3) Protect privileged accounts from delegation
Server cleanup must be paired with privileged-account hygiene. For admin accounts, "Account is sensitive and cannot be delegated" is an important minimum control.
Set-ADAccountControl -Identity "adm.example" -AccountNotDelegated $true
This does not replace tiering or admin workstation hygiene. It does prevent a sensitive account from being delegated if it accidentally touches a delegation-capable service. Before broad rollout, test whether admin workflows, services, or scheduled tasks break. Accounts used to run services should not be folded into this category casually; they need a separate migration decision.
4) Move service flows to constrained delegation
For applications that genuinely need double-hop, define the business path:
- frontend service account or computer object,
- destination service and SPN,
- involved domains,
- authentication type,
- owner and test case.
Then constrain delegation to those specific destination services. In modern environments, Resource-based Constrained Delegation is often easier to operate because the resource owner controls who may delegate to it. Classic Constrained Delegation still matters in many existing environments. Both models are better than "any service" when permissions and documentation are clean.
5) Remove Unconstrained Delegation deliberately
Only after owner, test case, and target state are clear should you remove broad delegation.
Set-ADAccountControl -Identity "APP01$" -TrustedForDelegation $false
Do this per application or in small waves, not as a domain-wide script run. After each wave, monitor sign-in paths, application behavior, and Kerberos failure patterns for a defined observation window.
Advantages
- Reduces blast radius for compromised member servers and service accounts.

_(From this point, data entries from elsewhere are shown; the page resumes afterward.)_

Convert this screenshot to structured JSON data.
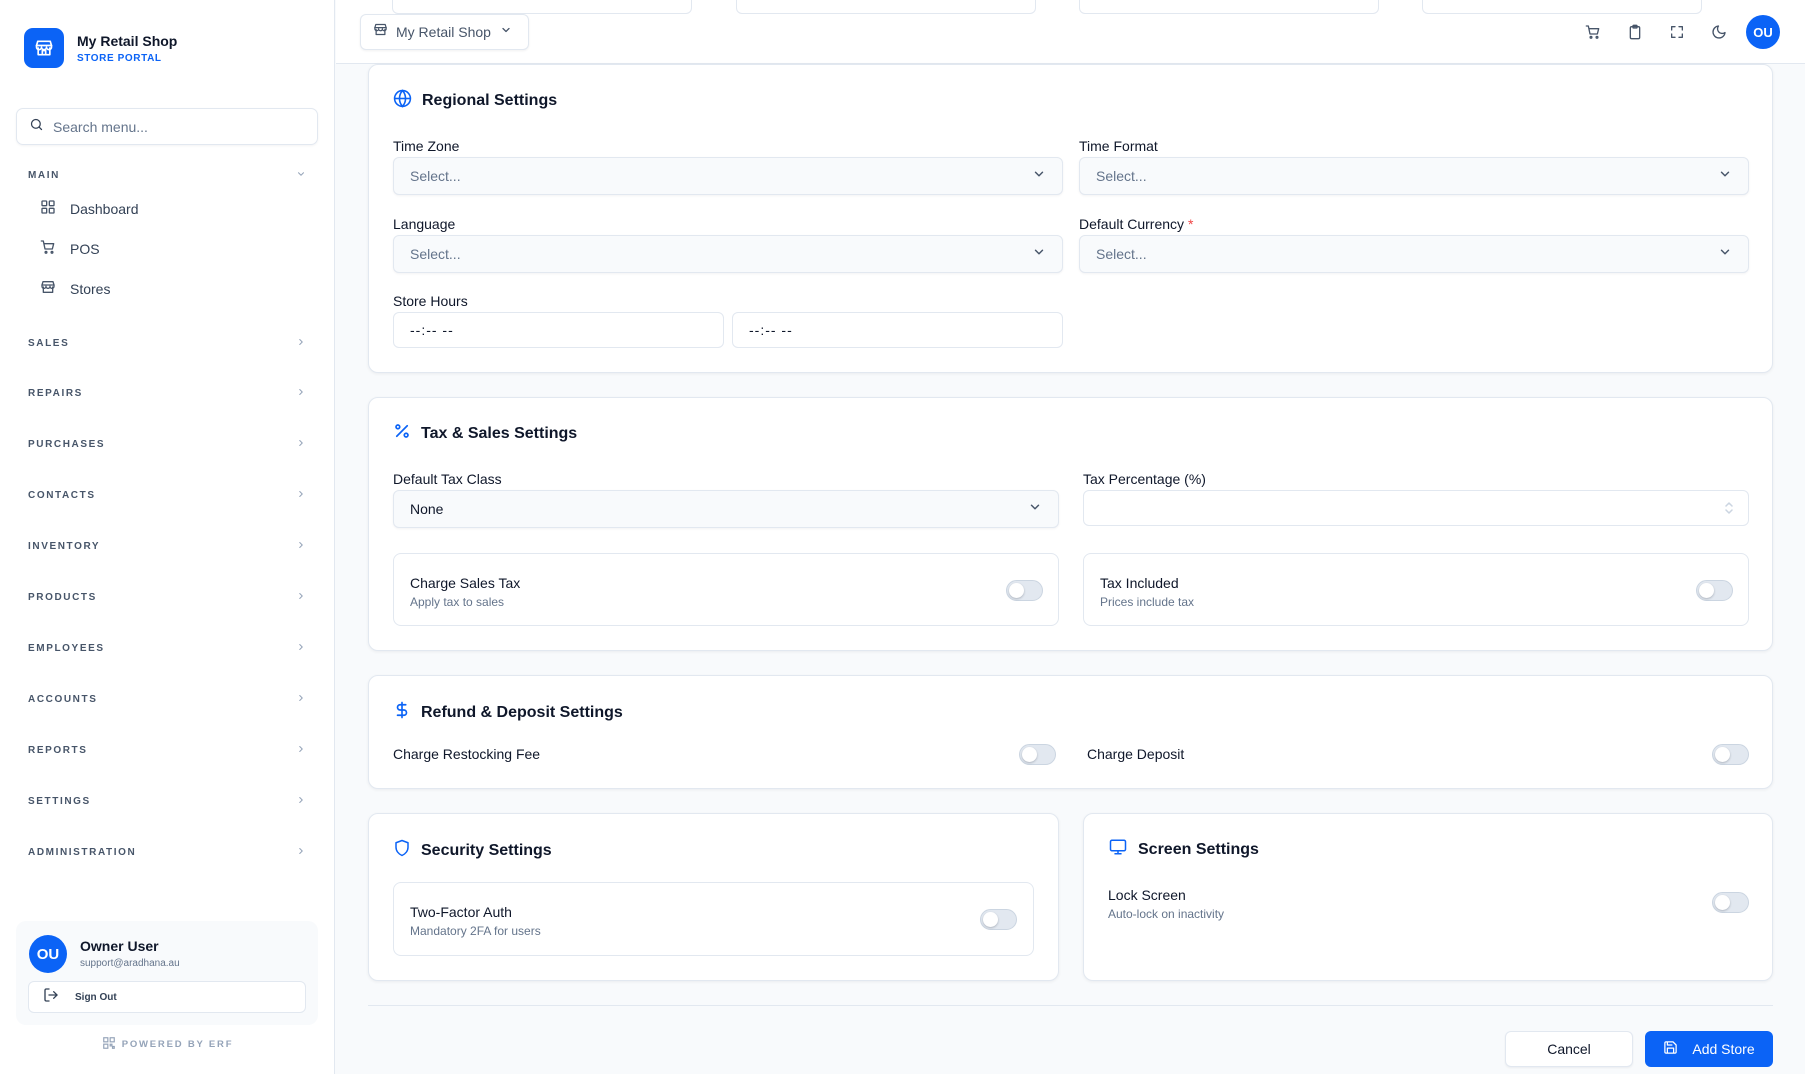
{
  "colors": {
    "accent": "#0b63f6",
    "required": "#ef4444"
  },
  "brand": {
    "name": "My Retail Shop",
    "subtitle": "STORE PORTAL"
  },
  "search": {
    "placeholder": "Search menu..."
  },
  "nav": {
    "main_label": "MAIN",
    "main_items": [
      {
        "label": "Dashboard",
        "icon": "grid-icon"
      },
      {
        "label": "POS",
        "icon": "cart-icon"
      },
      {
        "label": "Stores",
        "icon": "store-icon"
      }
    ],
    "groups": [
      "SALES",
      "REPAIRS",
      "PURCHASES",
      "CONTACTS",
      "INVENTORY",
      "PRODUCTS",
      "EMPLOYEES",
      "ACCOUNTS",
      "REPORTS",
      "SETTINGS",
      "ADMINISTRATION"
    ]
  },
  "user": {
    "initials": "OU",
    "name": "Owner User",
    "email": "support@aradhana.au",
    "sign_out": "Sign Out"
  },
  "powered_by": "POWERED BY ERF",
  "header": {
    "shop_selector": "My Retail Shop",
    "avatar": "OU"
  },
  "regional": {
    "title": "Regional Settings",
    "time_zone_label": "Time Zone",
    "time_zone_value": "Select...",
    "time_format_label": "Time Format",
    "time_format_value": "Select...",
    "language_label": "Language",
    "language_value": "Select...",
    "currency_label": "Default Currency",
    "currency_required": "*",
    "currency_value": "Select...",
    "store_hours_label": "Store Hours",
    "open_time": "--:-- --",
    "close_time": "--:-- --"
  },
  "tax": {
    "title": "Tax & Sales Settings",
    "tax_class_label": "Default Tax Class",
    "tax_class_value": "None",
    "tax_pct_label": "Tax Percentage (%)",
    "tax_pct_value": "",
    "charge_tax_title": "Charge Sales Tax",
    "charge_tax_sub": "Apply tax to sales",
    "charge_tax_on": false,
    "tax_included_title": "Tax Included",
    "tax_included_sub": "Prices include tax",
    "tax_included_on": false
  },
  "refund": {
    "title": "Refund & Deposit Settings",
    "restocking_label": "Charge Restocking Fee",
    "restocking_on": false,
    "deposit_label": "Charge Deposit",
    "deposit_on": false
  },
  "security": {
    "title": "Security Settings",
    "twofa_title": "Two-Factor Auth",
    "twofa_sub": "Mandatory 2FA for users",
    "twofa_on": false
  },
  "screen": {
    "title": "Screen Settings",
    "lock_title": "Lock Screen",
    "lock_sub": "Auto-lock on inactivity",
    "lock_on": false
  },
  "actions": {
    "cancel": "Cancel",
    "submit": "Add Store"
  }
}
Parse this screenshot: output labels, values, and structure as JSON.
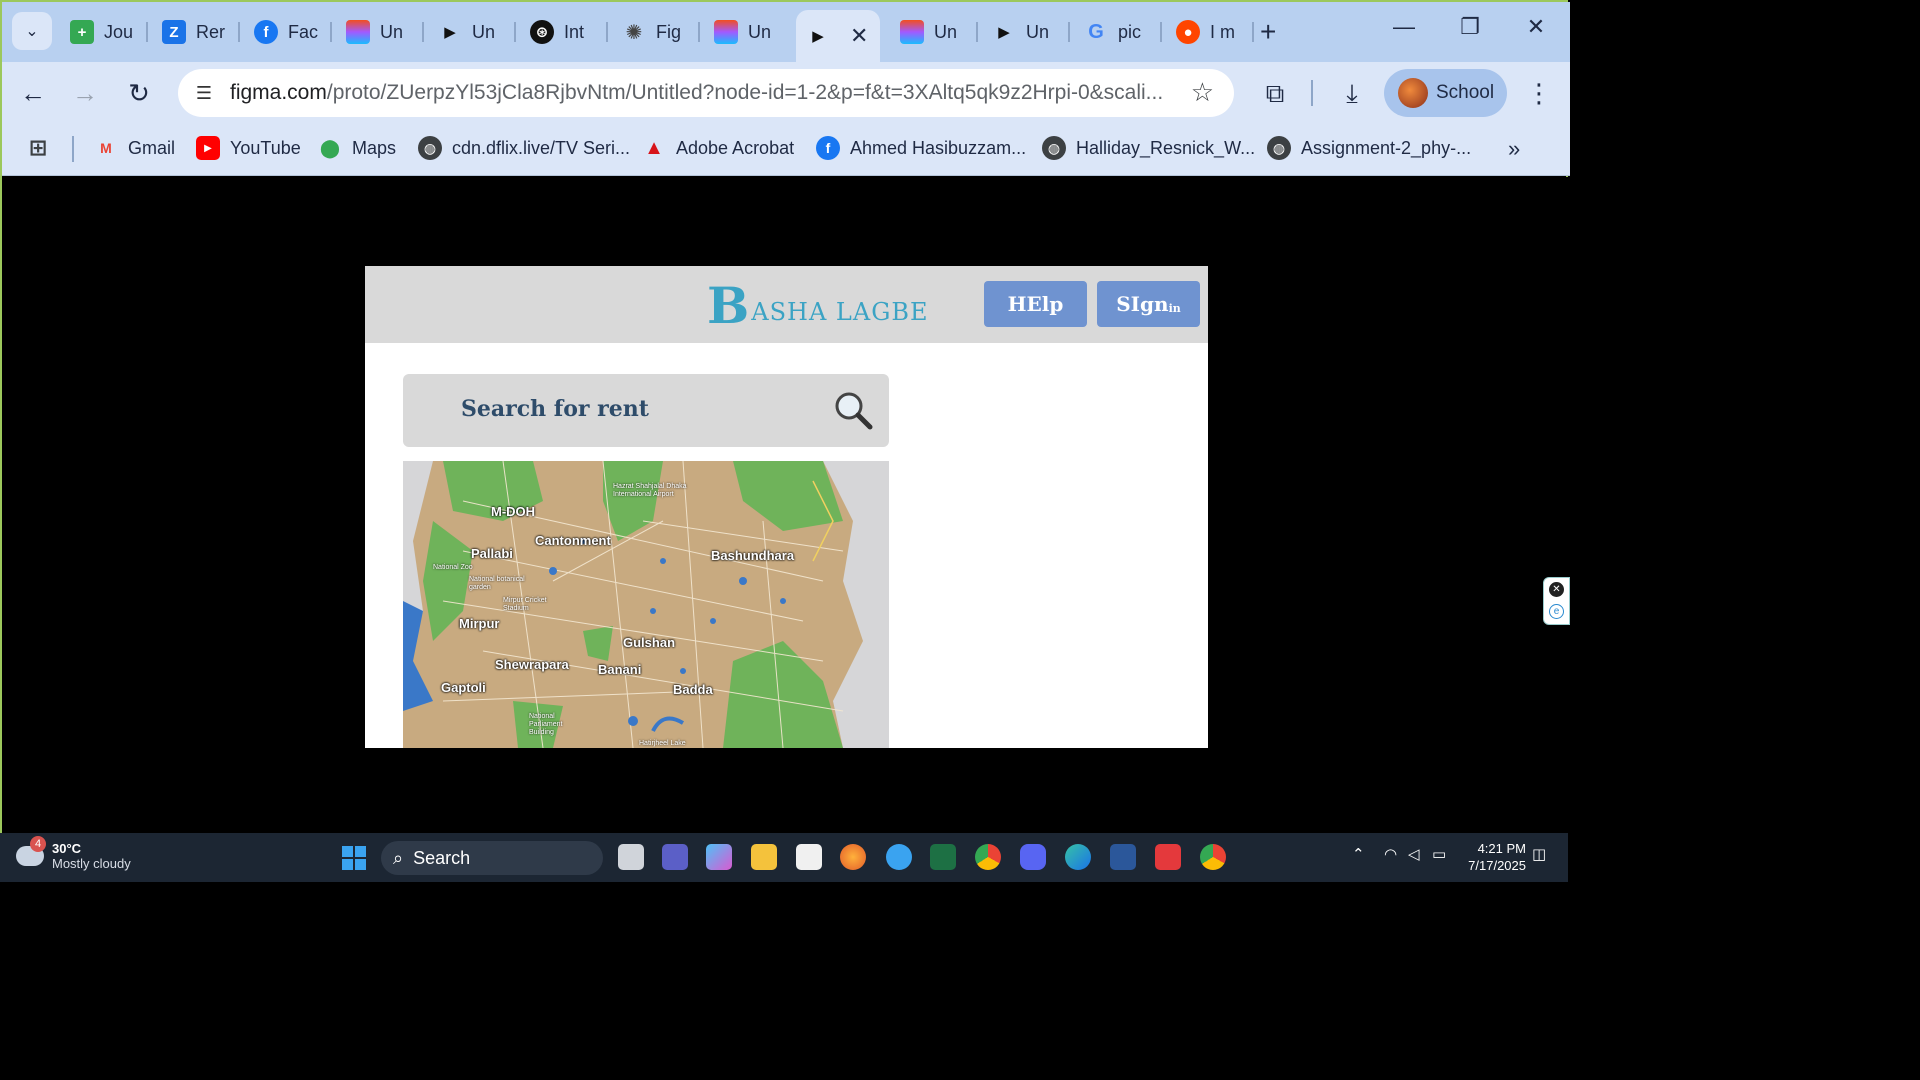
{
  "browser": {
    "tabs": [
      {
        "label": "Jou",
        "icon": "sheets-icon",
        "color": "#34a853"
      },
      {
        "label": "Rer",
        "icon": "zillow-icon",
        "color": "#1a73e8"
      },
      {
        "label": "Fac",
        "icon": "facebook-icon",
        "color": "#1877f2"
      },
      {
        "label": "Un",
        "icon": "figma-icon",
        "color": "#a259ff"
      },
      {
        "label": "Un",
        "icon": "play-icon",
        "color": "#111111"
      },
      {
        "label": "Int",
        "icon": "chatgpt-icon",
        "color": "#111111"
      },
      {
        "label": "Fig",
        "icon": "openai-icon",
        "color": "#444444"
      },
      {
        "label": "Un",
        "icon": "figma-icon",
        "color": "#a259ff"
      },
      {
        "label": "",
        "icon": "play-icon",
        "color": "#111111"
      },
      {
        "label": "Un",
        "icon": "figma-icon",
        "color": "#a259ff"
      },
      {
        "label": "Un",
        "icon": "play-icon",
        "color": "#111111"
      },
      {
        "label": "pic",
        "icon": "google-icon",
        "color": "#4285f4"
      },
      {
        "label": "I m",
        "icon": "reddit-icon",
        "color": "#ff4500"
      }
    ],
    "url_main": "figma.com",
    "url_rest": "/proto/ZUerpzYl53jCla8RjbvNtm/Untitled?node-id=1-2&p=f&t=3XAltq5qk9z2Hrpi-0&scali...",
    "profile_label": "School",
    "bookmarks": [
      {
        "label": "Gmail",
        "icon": "gmail-icon",
        "color": "#ea4335"
      },
      {
        "label": "YouTube",
        "icon": "youtube-icon",
        "color": "#ff0000"
      },
      {
        "label": "Maps",
        "icon": "maps-icon",
        "color": "#34a853"
      },
      {
        "label": "cdn.dflix.live/TV Seri...",
        "icon": "globe-icon",
        "color": "#3c4043"
      },
      {
        "label": "Adobe Acrobat",
        "icon": "acrobat-icon",
        "color": "#d7141a"
      },
      {
        "label": "Ahmed Hasibuzzam...",
        "icon": "facebook-icon",
        "color": "#1877f2"
      },
      {
        "label": "Halliday_Resnick_W...",
        "icon": "globe-icon",
        "color": "#3c4043"
      },
      {
        "label": "Assignment-2_phy-...",
        "icon": "globe-icon",
        "color": "#3c4043"
      }
    ]
  },
  "app": {
    "logo_letter": "B",
    "logo_rest": "ASHA LAGBE",
    "help_label": "HElp",
    "signin_label": "SIgn",
    "signin_suffix": "in",
    "search_placeholder": "Search for rent",
    "map_labels": {
      "mdoh": "M-DOH",
      "cantonment": "Cantonment",
      "pallabi": "Pallabi",
      "bashundhara": "Bashundhara",
      "mirpur": "Mirpur",
      "gulshan": "Gulshan",
      "shewrapara": "Shewrapara",
      "banani": "Banani",
      "gaptoli": "Gaptoli",
      "badda": "Badda",
      "airport": "Hazrat Shahjalal Dhaka International Airport",
      "zoo": "National Zoo",
      "botanical": "National botanical garden",
      "stadium": "Mirpur Cricket Stadium",
      "parliament": "National Parliament Building",
      "hatirjheel": "Hatirjheel Lake"
    }
  },
  "taskbar": {
    "weather_temp": "30°C",
    "weather_desc": "Mostly cloudy",
    "weather_badge": "4",
    "search_label": "Search",
    "time": "4:21 PM",
    "date": "7/17/2025"
  }
}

- Indirectly protects Tier 0, because privileged logons should no longer touch broadly delegable systems.
- Forces ownership for old application flows, SPNs, and service accounts.
- Improves Kerberos hygiene as a base for AES-only, Protected Users, and clean admin tiers.
- Is measurable: number of findings, removed flags, and time-bound exceptions.
Disadvantages and limits
- Legacy applications can break when the real double-hop flow has not been understood.
- Constrained Delegation is not automatically safe: wrong SPNs, wrong destination objects, or broad RBCD ACLs create new risks.
- Domain controllers remain special cases and must not be compared blindly with member servers.
- The business value is not very visible, because successful hardening often means "nothing broke".
- It does not replace logon hygiene: admins still must not work from arbitrary application servers.
Typical pitfalls
- Treating every finding the same: DCs, member servers, and service accounts need separate evaluation.
- Bulk-disable without owners: it looks efficient and quickly turns into production incidents.
- Skipping SPN review: delegation is practically tied to service identities and SPNs.
- Setting RBCD too broadly: resource-based does not automatically mean safe; the ACL decides.
- Forgetting admin accounts: if sensitive accounts remain delegable, the security gain is incomplete.
- Exceptions without expiry: "temporary" otherwise becomes the new baseline.
Project checklist
- [ ] Inventory computers and users with Unconstrained Delegation in read-only mode.
- [ ] Mark domain controllers separately and exclude them from member-server cleanup.
- [ ] Document owner, application, SPNs, and real authentication flow for every finding.
- [ ] Check privileged users and break-glass accounts for
AccountNotDelegated. - [ ] Migrate double-hop applications to Constrained Delegation or Resource-based Constrained Delegation.
- [ ] Review service accounts for gMSA fit, SPN ownership, and minimal rights.
- [ ] Remove Unconstrained Delegation only in small waves.
- [ ] Monitor Kerberos errors, sign-in paths, and application functions after every wave.
- [ ] Track time-bound exceptions with owner, risk, target date, and next review.